Tuesday, 5 November 2013
Financial Times Watch No.2: Nigel Lawson and Islamic Finance.
Nigel Lawson, the UK’s former finance minister has an article which starts by praising the present government’s “fiscal consolidation”. For an explanation as to why fiscal consolidation is a nonsensical idea, see here.
He then argues that the recovery would have been helped by splitting RBS into a good bank and bad bank. Well obviously private banks, RBS, in particular would have lent more if the state had taken over their dodgy loans. But that’s a subsidy, isn't it? And what’s Nigel Lawson, staunch free marketer, doing advocating a subsidy?

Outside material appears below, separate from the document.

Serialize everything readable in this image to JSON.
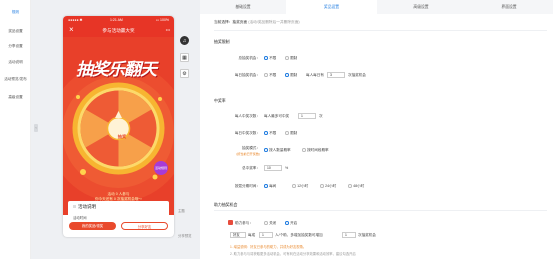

Moreover, there are (apparently unbeknown to Nigel Lawson) quite a few banks in the UK other than RBS. Having RBS lend more wouldn’t have made a HUGE difference to the pace of recovery: if there a viable lending opportunities out there, other banks would be jumping at the opportunity to lend, wouldn’t they?
And finally, since banks are demonstrably incompetent, if not actually criminal, why implement stimulus via banks at all? I.e. why not just increase public spending or feed money into consumers’ pockets (depending on your political preferences). The latter two sources of spending will place orders, and there’s nothing bank managers like to see more than full order books: that induces them to lend (where lending is an appropriate way of helping meet orders, which it isn't necessarily).
There is a letter from Andreas Jobst, Chief Economist of the Bermuda Monetary Authority pointing out that Islamic Finance reduces leverage and would have helped during the crisis. That is, under Islamic finance, lenders have to take an equity stake in the entity they lend to. In effect, lenders become shareholders or quasi-shareholders.
While not going along with every aspect of Islamic finance, others have come to the conclusion that the above arrangement greatly improves bank stability and are arguing for making banks abide by that sort of arrangement: e.g. Laurance Kotlikoff , Richard Werner and Positive Money.